Cancer is an awful disease with no real method of prevention. It can strike just about anybody, and there aren’t many options for its treatment. So I consider myself fortunate that I only had to deal with a benign tumor, low-dose chemo, and losing my toe. It also helped me realize what cancer patients who undergo full doses of chemotherapy have to tolerate. My mom, who beat breast cancer three years ago, supported me so much during my treatments. While I was receiving them, I sometimes struggled to deal with my minor side effects. I have no idea how she managed through her chemo.
It’s my experiences with chemo and my mom’s experiences as well that gave me a real appreciation for what senior men’s hockey player Sam Paolini did this year. Paolini helped raise nearly $10,000 for the Ithaca Breast Cancer Alliance with a program he started called Power Play for Prevention. For his efforts, he was given the Hockey Humanitarian award. The prize is important in signifying that athletes can play a major role in their communities, and in Paolini’s case, it helps show that athletes can help fight cancer even while others are being affected by it.

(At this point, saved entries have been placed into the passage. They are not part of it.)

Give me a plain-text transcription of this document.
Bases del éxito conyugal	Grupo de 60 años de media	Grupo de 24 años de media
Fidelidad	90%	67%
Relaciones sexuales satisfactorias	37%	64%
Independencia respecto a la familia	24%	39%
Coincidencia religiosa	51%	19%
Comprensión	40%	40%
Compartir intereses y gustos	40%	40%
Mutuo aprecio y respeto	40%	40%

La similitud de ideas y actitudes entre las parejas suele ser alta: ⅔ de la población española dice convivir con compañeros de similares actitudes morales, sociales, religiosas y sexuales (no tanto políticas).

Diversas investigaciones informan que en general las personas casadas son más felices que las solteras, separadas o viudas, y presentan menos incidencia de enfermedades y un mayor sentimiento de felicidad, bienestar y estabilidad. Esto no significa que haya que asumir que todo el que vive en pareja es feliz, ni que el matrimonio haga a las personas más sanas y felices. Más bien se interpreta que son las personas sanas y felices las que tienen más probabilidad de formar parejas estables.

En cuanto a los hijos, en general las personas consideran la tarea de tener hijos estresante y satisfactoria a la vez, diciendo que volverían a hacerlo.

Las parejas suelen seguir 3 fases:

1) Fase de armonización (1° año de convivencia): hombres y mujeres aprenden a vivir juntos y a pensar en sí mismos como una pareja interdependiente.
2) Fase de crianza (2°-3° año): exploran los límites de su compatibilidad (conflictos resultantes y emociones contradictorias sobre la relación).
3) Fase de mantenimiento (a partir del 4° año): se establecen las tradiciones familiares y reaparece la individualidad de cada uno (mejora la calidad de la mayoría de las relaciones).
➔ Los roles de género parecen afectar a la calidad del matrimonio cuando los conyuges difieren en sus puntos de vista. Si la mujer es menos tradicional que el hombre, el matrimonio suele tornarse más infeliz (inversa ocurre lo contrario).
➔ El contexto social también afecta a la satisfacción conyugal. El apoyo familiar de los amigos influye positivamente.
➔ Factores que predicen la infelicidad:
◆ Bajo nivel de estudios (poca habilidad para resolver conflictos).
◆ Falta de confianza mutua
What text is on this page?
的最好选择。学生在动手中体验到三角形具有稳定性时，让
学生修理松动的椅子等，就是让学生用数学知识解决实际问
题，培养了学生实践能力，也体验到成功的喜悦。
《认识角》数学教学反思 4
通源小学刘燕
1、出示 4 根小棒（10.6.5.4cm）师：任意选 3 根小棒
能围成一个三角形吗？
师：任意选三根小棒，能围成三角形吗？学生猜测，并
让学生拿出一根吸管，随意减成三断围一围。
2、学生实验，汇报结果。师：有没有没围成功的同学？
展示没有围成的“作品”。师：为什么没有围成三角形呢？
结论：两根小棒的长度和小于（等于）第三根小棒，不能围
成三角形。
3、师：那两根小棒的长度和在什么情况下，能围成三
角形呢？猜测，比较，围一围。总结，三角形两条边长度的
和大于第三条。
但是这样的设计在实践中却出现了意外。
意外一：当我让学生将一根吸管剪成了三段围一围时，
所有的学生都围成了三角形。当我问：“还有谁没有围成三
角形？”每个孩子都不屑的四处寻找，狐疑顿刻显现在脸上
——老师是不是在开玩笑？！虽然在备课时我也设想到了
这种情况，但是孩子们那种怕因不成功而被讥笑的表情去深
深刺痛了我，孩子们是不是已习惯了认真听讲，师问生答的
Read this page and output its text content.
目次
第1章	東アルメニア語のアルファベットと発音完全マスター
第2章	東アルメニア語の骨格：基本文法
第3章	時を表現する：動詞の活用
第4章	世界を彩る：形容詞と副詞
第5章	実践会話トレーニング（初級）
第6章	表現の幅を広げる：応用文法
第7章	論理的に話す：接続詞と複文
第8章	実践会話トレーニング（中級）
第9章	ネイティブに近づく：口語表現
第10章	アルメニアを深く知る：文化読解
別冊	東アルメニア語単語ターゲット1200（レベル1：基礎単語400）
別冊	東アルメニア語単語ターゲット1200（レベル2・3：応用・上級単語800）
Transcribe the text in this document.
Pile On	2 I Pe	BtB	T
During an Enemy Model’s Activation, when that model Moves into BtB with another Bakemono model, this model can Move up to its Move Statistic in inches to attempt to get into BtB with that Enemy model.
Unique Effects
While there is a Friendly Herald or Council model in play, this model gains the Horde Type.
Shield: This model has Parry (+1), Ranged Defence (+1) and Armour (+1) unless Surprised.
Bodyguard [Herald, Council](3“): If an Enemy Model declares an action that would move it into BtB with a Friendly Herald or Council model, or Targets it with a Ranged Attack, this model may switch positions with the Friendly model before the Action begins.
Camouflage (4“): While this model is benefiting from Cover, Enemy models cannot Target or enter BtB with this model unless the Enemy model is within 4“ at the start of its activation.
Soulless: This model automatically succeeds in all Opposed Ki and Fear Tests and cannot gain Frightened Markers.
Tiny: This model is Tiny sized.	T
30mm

On that same day that Paolini won the Humanitarian Award, sophomore goalie David LeNeveu was snubbed for the Hobey Baker award. I guess nine shutouts weren’t enough to be considered the best player in hockey. Hopefully next year, I won’t be able to count his shutouts on my toes. Then maybe he’ll win.
Seriously, though, I don’t mind missing a toe. I’ll still be able to play hockey and run once I heal from the surgery, and if I have my health, there’s little that I can complain about. Now that the ordeal of having a tumor is behind me, I’ll be able to return to participating in, watching, and writing about sports without having to worry about how to deal with the tumor or when my next chemo treatment is.
The public likes to make heroes out of athletes, and there are a handful who may deserve that title. But having experienced even the minor problem of a benign tumor on my toe, I know now that the bravest athletes, the ones who should truly inspire us, are those who battled back from a deadly disease to return to compete at a level with the world’s greatest.